Source : Hans Holbein, maniérisme, anamorphose, parallaxe, postmodernité par Michel Thévoz, éditions L’Atelier contemporain, collection Studiolo.
Au fur et à mesure que le spectateur se déplace pour se
mettre face au tableau, le rapport s’inverse et c’est la scène générale des
ambassadeurs qui devient évidente et le crâne qui se déforme progressivement, à
l’instar d’une ombre qui s’allonge sur une porte qui s’ouvre.
Voilà qui change tout ! En variant l’angle de vue,
en passant de la représentation illusionniste du crâne à son stratagème, le
peintre initie le spectateur aux lois de la projection perspectiviste :
voici venir la société du spectacle. Si vanitas il y a, c’est celle de
l’image peinte, c’est elle le trompe-l’œil qui révèle dès lors « le secret
de sa production. » Ce crâne qui aura terrorisé les croyants pendant des
siècles n’était donc qu’un leurre figuratif, un panneau de bois peint.

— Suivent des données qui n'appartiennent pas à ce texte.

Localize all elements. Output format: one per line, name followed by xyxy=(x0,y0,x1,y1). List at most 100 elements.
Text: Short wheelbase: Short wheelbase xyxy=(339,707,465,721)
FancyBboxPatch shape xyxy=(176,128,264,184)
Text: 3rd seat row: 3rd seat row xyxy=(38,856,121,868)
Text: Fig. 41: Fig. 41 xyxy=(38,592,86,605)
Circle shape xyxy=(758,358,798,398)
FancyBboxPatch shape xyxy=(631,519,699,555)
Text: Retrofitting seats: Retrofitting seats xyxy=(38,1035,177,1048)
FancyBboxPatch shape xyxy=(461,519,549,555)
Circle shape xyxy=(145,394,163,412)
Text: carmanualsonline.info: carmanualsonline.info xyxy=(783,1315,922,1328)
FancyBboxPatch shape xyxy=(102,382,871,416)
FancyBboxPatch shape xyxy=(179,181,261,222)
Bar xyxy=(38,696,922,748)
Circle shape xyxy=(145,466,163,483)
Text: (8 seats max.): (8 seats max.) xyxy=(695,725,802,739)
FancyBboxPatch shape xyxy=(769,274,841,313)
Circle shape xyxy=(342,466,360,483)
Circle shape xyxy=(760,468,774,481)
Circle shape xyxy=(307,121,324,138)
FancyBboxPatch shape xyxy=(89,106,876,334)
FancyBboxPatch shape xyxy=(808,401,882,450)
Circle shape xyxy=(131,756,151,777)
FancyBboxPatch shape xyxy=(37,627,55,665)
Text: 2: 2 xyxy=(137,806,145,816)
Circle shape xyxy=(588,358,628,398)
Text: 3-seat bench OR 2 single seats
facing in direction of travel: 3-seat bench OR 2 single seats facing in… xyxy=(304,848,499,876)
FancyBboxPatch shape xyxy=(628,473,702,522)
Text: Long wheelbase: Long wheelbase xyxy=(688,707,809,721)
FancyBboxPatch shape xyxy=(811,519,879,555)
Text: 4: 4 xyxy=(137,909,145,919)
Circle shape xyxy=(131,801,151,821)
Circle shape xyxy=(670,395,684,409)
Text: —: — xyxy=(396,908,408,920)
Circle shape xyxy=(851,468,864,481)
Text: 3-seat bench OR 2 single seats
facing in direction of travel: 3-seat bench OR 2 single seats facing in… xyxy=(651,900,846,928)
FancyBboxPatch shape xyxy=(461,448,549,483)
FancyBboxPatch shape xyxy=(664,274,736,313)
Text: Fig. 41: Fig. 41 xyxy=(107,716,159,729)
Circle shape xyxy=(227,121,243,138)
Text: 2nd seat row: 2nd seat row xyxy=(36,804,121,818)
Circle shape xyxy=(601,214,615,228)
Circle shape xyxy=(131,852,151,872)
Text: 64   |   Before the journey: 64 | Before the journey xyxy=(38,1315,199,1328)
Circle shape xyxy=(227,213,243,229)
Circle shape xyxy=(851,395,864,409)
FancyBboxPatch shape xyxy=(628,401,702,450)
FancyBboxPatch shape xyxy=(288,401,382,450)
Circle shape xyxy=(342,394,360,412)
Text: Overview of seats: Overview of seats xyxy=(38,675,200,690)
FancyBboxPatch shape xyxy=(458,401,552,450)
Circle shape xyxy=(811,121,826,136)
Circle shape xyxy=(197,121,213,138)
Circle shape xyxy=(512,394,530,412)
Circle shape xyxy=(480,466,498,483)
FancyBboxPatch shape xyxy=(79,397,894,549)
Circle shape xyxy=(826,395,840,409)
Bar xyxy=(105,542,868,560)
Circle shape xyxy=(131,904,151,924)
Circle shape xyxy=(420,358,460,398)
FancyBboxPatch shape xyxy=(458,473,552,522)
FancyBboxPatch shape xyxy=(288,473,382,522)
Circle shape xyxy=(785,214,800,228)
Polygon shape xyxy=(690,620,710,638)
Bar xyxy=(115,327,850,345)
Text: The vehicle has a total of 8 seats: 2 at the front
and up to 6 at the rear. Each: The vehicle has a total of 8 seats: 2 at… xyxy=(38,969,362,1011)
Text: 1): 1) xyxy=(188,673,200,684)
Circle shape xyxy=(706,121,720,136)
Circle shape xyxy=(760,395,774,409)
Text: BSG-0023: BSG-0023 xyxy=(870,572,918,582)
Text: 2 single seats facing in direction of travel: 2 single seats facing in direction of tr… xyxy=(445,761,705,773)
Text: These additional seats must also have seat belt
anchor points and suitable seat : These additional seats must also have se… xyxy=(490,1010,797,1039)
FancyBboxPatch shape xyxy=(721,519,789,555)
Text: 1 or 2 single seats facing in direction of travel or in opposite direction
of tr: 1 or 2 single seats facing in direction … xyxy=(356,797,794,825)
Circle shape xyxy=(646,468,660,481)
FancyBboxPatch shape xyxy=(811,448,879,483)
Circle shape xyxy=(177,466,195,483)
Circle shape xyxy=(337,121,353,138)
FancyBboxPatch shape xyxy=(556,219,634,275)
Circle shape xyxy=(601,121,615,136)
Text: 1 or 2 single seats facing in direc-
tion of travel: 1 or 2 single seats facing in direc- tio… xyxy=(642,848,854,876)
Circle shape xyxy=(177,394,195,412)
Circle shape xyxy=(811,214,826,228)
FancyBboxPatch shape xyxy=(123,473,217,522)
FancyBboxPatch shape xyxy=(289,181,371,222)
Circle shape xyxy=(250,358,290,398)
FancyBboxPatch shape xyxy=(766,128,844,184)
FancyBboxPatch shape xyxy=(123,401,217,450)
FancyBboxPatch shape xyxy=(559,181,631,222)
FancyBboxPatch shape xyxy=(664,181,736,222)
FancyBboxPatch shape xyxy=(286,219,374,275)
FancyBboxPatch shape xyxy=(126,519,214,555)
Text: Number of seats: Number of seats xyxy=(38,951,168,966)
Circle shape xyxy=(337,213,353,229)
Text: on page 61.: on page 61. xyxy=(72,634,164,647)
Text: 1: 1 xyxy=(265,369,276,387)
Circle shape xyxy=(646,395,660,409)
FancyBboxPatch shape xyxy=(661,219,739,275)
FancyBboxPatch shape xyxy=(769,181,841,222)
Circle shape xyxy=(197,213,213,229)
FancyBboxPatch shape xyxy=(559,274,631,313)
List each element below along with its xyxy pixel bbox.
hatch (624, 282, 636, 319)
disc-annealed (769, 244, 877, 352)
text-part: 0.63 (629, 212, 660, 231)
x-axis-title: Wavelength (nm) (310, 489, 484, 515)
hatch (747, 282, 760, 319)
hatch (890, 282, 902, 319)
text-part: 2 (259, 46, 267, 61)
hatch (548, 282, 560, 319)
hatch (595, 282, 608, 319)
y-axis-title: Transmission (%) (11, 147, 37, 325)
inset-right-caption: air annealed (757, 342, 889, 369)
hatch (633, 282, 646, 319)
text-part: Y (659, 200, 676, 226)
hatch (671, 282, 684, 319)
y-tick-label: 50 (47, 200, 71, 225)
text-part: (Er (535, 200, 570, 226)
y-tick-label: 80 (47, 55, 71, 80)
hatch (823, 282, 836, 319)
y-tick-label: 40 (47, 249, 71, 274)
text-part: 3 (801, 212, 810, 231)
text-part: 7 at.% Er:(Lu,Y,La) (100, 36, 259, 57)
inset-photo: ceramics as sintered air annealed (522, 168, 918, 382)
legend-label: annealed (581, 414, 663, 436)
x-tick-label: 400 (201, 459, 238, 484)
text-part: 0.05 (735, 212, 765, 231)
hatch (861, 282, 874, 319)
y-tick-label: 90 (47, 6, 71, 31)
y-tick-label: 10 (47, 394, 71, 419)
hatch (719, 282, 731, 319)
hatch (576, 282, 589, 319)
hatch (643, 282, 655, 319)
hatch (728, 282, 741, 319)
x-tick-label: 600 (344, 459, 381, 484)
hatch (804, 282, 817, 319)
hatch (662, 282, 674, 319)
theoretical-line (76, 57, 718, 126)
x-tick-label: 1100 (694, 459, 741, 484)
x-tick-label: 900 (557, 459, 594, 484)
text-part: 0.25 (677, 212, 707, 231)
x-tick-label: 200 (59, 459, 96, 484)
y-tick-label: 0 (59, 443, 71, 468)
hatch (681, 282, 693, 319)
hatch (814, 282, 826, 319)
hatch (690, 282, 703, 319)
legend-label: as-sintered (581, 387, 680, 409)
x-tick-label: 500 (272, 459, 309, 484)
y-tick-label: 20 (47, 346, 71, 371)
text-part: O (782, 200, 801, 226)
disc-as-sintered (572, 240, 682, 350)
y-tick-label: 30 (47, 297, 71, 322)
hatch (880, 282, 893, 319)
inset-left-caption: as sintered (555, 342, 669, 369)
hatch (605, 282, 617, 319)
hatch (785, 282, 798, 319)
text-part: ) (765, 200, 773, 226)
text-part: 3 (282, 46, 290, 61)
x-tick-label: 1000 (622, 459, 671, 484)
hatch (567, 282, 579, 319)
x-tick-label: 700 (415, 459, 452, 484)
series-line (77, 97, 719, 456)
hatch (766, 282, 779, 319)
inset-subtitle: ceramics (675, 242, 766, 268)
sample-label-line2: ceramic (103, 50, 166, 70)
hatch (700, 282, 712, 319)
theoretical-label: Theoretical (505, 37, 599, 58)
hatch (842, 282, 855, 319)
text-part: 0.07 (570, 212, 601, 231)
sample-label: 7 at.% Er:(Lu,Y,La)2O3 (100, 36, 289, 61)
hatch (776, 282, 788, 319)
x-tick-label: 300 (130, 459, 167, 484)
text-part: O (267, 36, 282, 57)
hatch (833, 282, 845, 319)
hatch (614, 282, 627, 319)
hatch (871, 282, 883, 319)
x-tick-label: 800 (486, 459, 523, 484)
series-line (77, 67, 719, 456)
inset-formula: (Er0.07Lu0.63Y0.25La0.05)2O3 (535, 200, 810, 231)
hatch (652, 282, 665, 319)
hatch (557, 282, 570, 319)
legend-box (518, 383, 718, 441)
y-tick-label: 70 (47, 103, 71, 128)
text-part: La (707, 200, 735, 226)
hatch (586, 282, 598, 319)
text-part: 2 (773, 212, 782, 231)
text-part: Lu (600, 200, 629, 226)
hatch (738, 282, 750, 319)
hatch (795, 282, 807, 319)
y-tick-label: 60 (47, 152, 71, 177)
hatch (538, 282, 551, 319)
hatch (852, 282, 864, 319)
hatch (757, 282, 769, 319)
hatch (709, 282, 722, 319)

Le crâne d’Holbein compromet le monde surnaturel
historié sur les murs des cathédrales. Déjouée l’imposture bigote, Holbein
célèbre une messe pour le temps présent et pour toutes les avancées
philosophiques, scientifiques, artistiques de la Renaissance, une messe athée,
anti-transcendante, qui tourne en dérision le symbole punitif de la foi
médiévale.
Au demeurant, le peintre se fait un malin plaisir de se concentrer sur le crâne en tant qu’objet matériel, sur le traitement volumétrique et sur les effets de la projection latérale, ce qui revient à désamorcer le symbole biblique et à l’envisager en nature morte, dans l’acceptation vraiment picturale du terme, celle de la précession des valeurs plastiques sur les valeurs symboliques.